Het was met afstand het meest uitgebreide Rijkswegenplan dat Nederland heeft gekend, en het is ook het langste in werking geweest van alle Rijkswegenplannen (zie daarover nader: Rijkswegenplan 1984). Desondanks is er het minste van terecht gekomen, met name door een kentering in het denken over verkeer en bredere ruimtelijke ordening vanaf begin jaren '70.

Rijkswegenplan 1968
Rijkswegenplan 1968 (Uitvoeringsprogramma 1971-1975)

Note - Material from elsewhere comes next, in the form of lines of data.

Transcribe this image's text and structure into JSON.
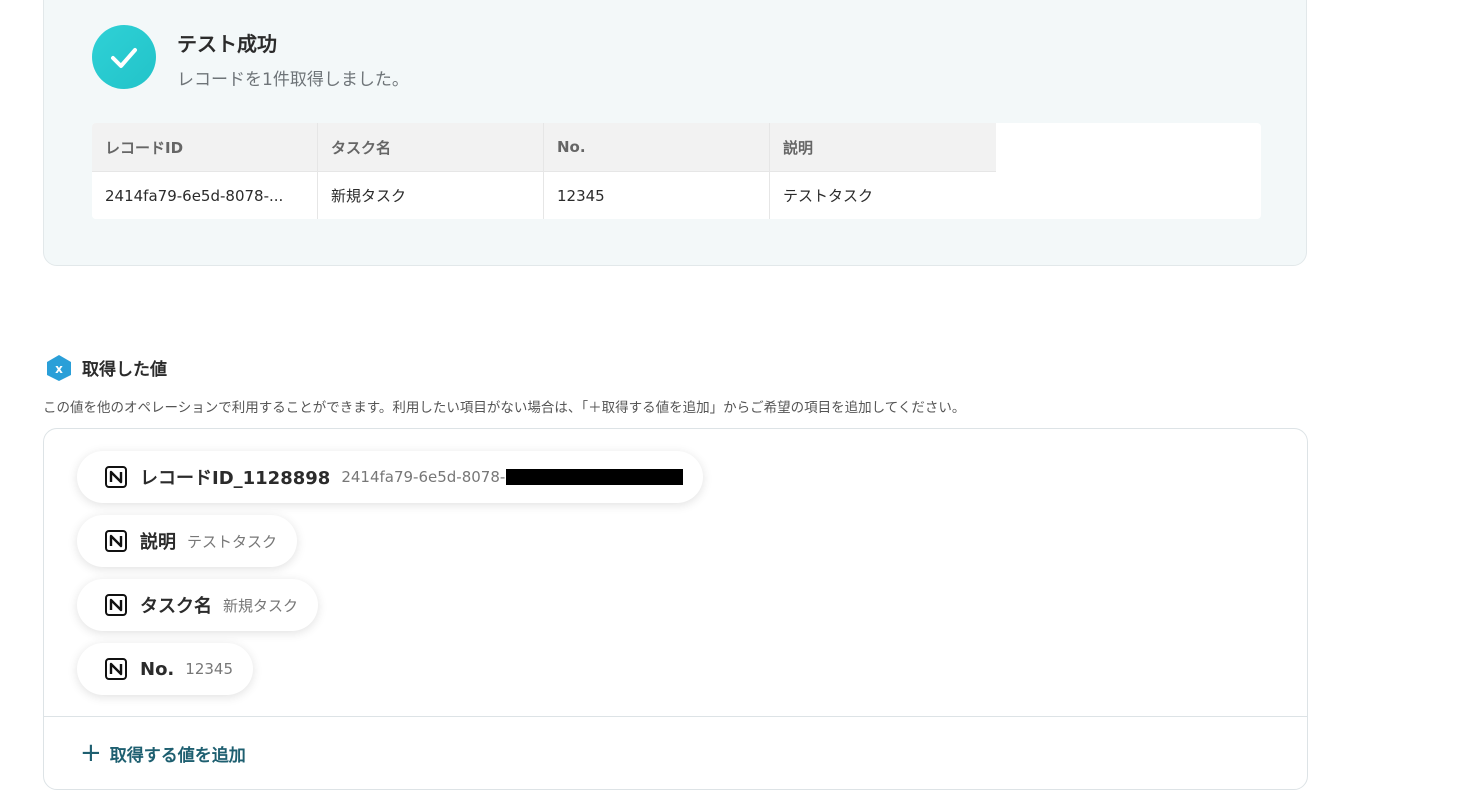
{
  "test_result": {
    "title": "テスト成功",
    "message": "レコードを1件取得しました。",
    "table": {
      "headers": [
        "レコードID",
        "タスク名",
        "No.",
        "説明"
      ],
      "rows": [
        [
          "2414fa79-6e5d-8078-...",
          "新規タスク",
          "12345",
          "テストタスク"
        ]
      ]
    }
  },
  "retrieved_values": {
    "title": "取得した値",
    "description": "この値を他のオペレーションで利用することができます。利用したい項目がない場合は、「＋取得する値を追加」からご希望の項目を追加してください。",
    "items": [
      {
        "label": "レコードID_1128898",
        "value": "2414fa79-6e5d-8078-",
        "icon": "notion-icon"
      },
      {
        "label": "説明",
        "value": "テストタスク",
        "icon": "notion-icon"
      },
      {
        "label": "タスク名",
        "value": "新規タスク",
        "icon": "notion-icon"
      },
      {
        "label": "No.",
        "value": "12345",
        "icon": "notion-icon"
      }
    ],
    "add_button_label": "取得する値を追加"
  },
  "colors": {
    "accent": "#22c3c9",
    "link": "#1e5f70",
    "panel_bg": "#f3f8f9"
  }
}
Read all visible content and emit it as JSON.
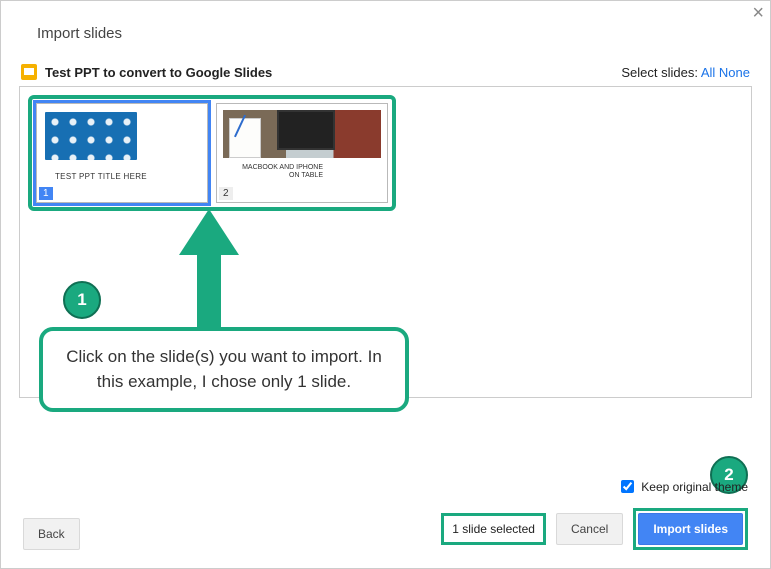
{
  "dialog": {
    "title": "Import slides",
    "close_glyph": "×"
  },
  "file": {
    "name": "Test PPT to convert to Google Slides"
  },
  "select_slides": {
    "label": "Select slides:",
    "all": "All",
    "none": "None"
  },
  "slides": [
    {
      "num": "1",
      "caption": "TEST PPT TITLE HERE",
      "selected": true
    },
    {
      "num": "2",
      "caption": "MACBOOK AND IPHONE ON TABLE",
      "selected": false
    }
  ],
  "annotation": {
    "badge1": "1",
    "badge2": "2",
    "text": "Click on the slide(s) you want to import. In this example, I chose only 1 slide."
  },
  "footer": {
    "back": "Back",
    "selected_count": "1 slide selected",
    "cancel": "Cancel",
    "import": "Import slides",
    "keep_theme": "Keep original theme",
    "keep_theme_checked": true
  }
}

Het meest uitgebreide Rijkswegenplan ooit

Langs in plaats van naar de steden

Rijkswegen waren vanaf de jaren ‘20 min of meer gerouteerd geweest als verbindingen tussen de grote steden. Wie een langere route langs meerdere grote plaatsen reed, passeerde dus ook de bebouwde kommen van de tussengelegen grote plaatsen; daar wisselde men van rijksweg.

Met het 1200 km-plan, dat op veel manieren een voorschot was op het Rijkswegenplan 1968, was al een begin gemaakt met autosnelweg-verbindingen langs de grote steden. Deze trend werd voortgezet in het Structuurschema Hoofdwegennet 1966, wat als een grid naar Amerikaans voorbeeld was uitgedacht. Het Rijkswegenplan was de logische verdere uitwerking.

Praktisch gevolg van (autosnel)wegen die voortaan langs steden werden geleid was dat veel rijkswegen konden worden samengevoegd. Rijksweg 2 bijvoorbeeld, ooit ontstaan als Amsterdam-Utrecht, liep nu naar het verkeersplein bij Knooppunt Oudenrijn, wat meteen het begin was van rijksweg 26 naar ‘s-Hertogenbosch; dus die twee werden samengevoegd en de oude stedelijke inprikkers werden uit het Rijkswegenplan gehaald.

Een groeiende rol voor autosnelwegen

Een andere trend die met het 1200 km-plan al was ingezet was de grootschaliger bouw van autosnelwegen. Dat heeft in het Rijkswegenplan 1968 ook geleid tot de nodige afwaarderingen van bestaande rijkswegen. In Overijssel bijvoorbeeld ziet men hoe de aanleg van de E8 dwars door de regio (huidige A1) de afwaardering opleverde van meerdere oude rijkswegen, waarover het verkeer door de regio historisch was verdeeld. In de nieuwe situatie nam toch iedereen de autosnelweg.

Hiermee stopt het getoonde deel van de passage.